Ahead of today’s Budget, the Treasury revealed that a new £150 million Community Ownership Fund to allow pub goers to bid for up to £250,000 to save their favourite local.

The fund, due to open for applications in the summer, is designed to help community groups to take over struggling pubs or other community assets in their area in order to keep them going.

Peter Down, chair of the Bradford branch of the Campaign for Real Ale, said the plan will help the industry but further information and help is needed.

He said: “The Community Ownership Fund is welcome news and it will certainly help the pub industry in general.

“However, more information is required to find out how much benefit it will actually provide.

“In particular, is the money a grant or a loan, and what are the requirements for a community to claim the funding?

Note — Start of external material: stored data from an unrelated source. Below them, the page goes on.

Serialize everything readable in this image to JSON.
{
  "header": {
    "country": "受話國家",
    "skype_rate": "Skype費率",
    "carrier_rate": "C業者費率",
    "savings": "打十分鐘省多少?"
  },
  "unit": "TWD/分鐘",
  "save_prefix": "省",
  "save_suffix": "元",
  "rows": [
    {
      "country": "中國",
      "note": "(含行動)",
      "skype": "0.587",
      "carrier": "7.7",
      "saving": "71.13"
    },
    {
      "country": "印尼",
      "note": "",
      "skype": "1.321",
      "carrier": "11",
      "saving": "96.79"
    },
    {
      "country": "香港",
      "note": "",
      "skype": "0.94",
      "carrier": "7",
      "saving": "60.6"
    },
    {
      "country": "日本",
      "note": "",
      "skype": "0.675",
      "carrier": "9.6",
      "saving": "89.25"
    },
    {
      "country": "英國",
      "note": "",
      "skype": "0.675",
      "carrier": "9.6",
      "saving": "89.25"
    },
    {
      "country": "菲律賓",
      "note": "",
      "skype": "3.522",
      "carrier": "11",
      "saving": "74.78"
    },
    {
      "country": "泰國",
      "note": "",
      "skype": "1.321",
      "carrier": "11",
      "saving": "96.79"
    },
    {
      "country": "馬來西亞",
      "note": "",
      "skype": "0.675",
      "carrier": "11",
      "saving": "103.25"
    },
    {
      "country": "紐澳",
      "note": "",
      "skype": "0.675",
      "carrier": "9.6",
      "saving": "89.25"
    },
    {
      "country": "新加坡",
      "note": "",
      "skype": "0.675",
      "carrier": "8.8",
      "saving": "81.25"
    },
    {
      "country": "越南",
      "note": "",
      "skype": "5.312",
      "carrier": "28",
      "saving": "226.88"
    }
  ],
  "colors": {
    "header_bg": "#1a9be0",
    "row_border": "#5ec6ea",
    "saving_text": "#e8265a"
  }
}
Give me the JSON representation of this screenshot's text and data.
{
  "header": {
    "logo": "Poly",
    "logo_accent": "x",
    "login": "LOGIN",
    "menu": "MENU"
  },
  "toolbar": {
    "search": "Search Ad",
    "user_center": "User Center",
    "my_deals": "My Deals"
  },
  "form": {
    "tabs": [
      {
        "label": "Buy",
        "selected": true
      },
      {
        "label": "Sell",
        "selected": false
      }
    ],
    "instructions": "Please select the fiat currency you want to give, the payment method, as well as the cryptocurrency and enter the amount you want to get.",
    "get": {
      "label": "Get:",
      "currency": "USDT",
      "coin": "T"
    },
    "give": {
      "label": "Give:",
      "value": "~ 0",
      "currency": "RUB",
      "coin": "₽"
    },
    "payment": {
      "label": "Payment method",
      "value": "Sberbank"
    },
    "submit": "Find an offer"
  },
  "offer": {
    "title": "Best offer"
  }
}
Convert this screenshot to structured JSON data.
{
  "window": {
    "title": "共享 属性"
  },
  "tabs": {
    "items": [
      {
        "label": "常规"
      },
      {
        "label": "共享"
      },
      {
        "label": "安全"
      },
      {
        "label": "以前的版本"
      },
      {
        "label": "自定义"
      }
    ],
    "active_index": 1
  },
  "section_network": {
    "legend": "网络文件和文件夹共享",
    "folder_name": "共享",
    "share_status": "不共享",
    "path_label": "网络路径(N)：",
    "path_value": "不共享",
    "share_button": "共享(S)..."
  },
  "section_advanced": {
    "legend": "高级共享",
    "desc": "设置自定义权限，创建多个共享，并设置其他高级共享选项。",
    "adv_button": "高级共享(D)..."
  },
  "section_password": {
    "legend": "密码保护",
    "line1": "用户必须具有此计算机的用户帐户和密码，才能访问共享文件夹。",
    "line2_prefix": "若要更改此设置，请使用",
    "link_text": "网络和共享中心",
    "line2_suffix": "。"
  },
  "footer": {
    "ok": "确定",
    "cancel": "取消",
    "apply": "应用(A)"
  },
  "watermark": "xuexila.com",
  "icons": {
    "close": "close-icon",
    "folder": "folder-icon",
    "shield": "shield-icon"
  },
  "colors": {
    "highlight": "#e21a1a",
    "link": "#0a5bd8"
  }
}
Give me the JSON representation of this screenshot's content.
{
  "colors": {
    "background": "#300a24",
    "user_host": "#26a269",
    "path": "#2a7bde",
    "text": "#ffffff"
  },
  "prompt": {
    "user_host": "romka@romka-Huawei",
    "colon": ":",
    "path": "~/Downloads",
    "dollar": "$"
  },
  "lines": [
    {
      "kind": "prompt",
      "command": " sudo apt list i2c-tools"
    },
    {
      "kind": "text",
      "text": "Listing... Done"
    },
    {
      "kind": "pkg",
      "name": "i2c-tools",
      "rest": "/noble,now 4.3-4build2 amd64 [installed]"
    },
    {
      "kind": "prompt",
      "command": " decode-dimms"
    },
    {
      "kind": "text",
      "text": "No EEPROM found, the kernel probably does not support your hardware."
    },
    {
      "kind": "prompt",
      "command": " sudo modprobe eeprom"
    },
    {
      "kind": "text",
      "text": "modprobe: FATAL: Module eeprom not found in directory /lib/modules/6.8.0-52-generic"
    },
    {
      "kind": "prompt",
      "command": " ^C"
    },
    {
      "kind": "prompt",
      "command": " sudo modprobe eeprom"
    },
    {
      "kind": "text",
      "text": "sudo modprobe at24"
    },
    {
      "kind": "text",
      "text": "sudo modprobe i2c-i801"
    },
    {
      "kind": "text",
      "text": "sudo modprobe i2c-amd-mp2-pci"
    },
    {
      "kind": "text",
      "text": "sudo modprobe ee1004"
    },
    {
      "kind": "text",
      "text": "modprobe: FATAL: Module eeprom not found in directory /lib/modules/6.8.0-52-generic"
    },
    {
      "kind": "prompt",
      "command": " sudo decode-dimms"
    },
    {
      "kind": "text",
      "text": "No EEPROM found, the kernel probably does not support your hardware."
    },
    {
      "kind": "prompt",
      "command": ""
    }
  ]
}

“Do they have to raise a minimum amount themselves? At the moment it’s not clear so there’s a need for more detail which we will hopefully get today in the Budget.

“It also depends on the willingness of pub owners to sell. Many are now owned by pub chains and if they’re selling it’s to the highest bidder and more often than not, that’s not as a pub.

“They’re often sold off for housing, as shops or as nurseries.”

Mr Down cited the cases of the King’s Arms in Heaton and Sun Inn in Cottingley, where community efforts to save the pubs lost out to housing developers, and the recent case of the Hermit Inn in Burley Woodhead, set for the same fate.

“In some of the deals the community don’t even get a look in. They were all sold before the community even had chance to put a bid in.

“The Hermit is the only pub in the village and it’s already a done deal to become housing; it’s a sad state of affairs.

“More needs to be done to help communities save their pubs, and not just this financial incentive,” Mr Down added.